Toplantıya Elbistan Hayatı ve Doğayı Koruma Platformu üyeleri ile birlikte Temiz Hava Hakkı Platformu, Türk Mimar ve Mühendis Odaları Birliği (TMMOB), TEMA Vakfı ve Çevre Hukuku Ağı temsilcileri de katıldı. Yöre halkı ve sivil toplum örgütleri projenin yaratacağı ekolojik yıkımı bilimsel veriler ve araştırmalara dayanarak aktardı. Projenin ÇED raporundaki eksiklik ve hataların altını çizen temsilciler, ÇED raporunun Çevre, Şehircilik ve İklim Değişikliği Bakanlığı tarafından reddedilmesi gerektiğini ifade ettiler.
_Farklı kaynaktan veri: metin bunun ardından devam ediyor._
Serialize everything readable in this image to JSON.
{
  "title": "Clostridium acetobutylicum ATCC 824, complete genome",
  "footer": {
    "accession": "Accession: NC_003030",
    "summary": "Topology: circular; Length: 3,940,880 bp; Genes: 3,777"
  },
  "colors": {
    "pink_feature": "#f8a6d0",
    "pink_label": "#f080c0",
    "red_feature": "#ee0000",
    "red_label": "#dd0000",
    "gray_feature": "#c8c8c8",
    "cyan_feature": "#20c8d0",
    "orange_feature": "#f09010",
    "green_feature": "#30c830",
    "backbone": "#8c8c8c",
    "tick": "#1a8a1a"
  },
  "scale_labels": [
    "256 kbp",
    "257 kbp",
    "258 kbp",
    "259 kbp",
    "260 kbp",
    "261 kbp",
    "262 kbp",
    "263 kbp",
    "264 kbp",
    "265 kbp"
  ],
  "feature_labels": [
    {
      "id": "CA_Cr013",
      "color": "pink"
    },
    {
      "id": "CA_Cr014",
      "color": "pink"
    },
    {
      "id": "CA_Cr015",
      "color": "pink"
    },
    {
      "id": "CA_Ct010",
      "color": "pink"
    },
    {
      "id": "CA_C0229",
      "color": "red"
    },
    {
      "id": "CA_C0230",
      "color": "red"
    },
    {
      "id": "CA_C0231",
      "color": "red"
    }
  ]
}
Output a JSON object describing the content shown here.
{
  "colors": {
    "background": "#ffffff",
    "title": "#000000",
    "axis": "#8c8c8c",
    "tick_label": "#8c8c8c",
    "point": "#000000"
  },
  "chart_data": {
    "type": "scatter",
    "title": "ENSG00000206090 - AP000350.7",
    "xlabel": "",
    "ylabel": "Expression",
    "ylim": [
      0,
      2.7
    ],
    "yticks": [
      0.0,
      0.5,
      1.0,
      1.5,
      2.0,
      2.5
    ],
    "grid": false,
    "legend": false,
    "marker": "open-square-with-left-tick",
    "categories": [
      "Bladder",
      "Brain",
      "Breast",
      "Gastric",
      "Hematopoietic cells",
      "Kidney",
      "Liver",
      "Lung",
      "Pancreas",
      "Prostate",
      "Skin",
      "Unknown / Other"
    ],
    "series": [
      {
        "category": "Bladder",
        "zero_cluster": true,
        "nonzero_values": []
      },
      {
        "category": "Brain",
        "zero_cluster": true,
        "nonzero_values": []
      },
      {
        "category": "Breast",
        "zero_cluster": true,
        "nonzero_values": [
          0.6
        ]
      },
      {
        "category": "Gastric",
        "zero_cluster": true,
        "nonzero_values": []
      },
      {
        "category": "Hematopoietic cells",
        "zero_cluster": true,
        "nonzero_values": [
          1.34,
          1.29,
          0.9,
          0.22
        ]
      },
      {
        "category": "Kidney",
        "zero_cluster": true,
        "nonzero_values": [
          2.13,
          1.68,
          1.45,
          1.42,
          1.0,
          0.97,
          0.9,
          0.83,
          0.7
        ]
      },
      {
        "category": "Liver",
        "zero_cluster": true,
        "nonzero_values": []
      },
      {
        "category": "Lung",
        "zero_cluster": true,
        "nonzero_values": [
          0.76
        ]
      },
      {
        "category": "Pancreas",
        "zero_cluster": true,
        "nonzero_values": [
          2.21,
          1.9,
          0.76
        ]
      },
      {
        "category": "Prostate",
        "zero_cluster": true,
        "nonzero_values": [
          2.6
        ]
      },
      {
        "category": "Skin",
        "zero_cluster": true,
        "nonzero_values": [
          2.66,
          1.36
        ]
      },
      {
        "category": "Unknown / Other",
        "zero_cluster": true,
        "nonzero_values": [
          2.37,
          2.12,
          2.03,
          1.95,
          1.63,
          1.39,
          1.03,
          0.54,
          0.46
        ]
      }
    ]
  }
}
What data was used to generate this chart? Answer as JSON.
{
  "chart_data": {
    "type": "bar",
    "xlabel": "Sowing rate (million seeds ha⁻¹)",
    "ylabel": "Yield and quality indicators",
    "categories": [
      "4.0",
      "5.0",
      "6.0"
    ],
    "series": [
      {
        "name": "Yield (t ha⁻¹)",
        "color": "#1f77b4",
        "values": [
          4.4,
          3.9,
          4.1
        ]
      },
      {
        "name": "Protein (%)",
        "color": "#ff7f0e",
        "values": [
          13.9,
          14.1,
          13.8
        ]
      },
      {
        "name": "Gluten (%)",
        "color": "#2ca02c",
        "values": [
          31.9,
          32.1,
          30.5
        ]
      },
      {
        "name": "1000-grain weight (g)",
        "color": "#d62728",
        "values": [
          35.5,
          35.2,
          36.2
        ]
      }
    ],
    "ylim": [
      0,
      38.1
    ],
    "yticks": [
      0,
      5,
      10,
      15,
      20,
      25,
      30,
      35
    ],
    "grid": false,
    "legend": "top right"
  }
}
Kahramanmaraş’ta hâlihazırda Afşin-Elbistan A Termik Santrali’nin 4 ünitesi, Afşin-Elbistan B Termik Santrali’nin ise 4 ünitesi bulunuyor. Toplamda mevcut 8 ünitenin kapasitesi 2795 MW. Afşin-Elbistan A Termik Santrali’ne 688 MW kapasiteye sahip 2 ünite daha eklenmesi planlanıyor. Bu ek ünitelerin yaratacakları hava kirliliği ile 1900 erken ölüme neden olacağı hesaplanıyor.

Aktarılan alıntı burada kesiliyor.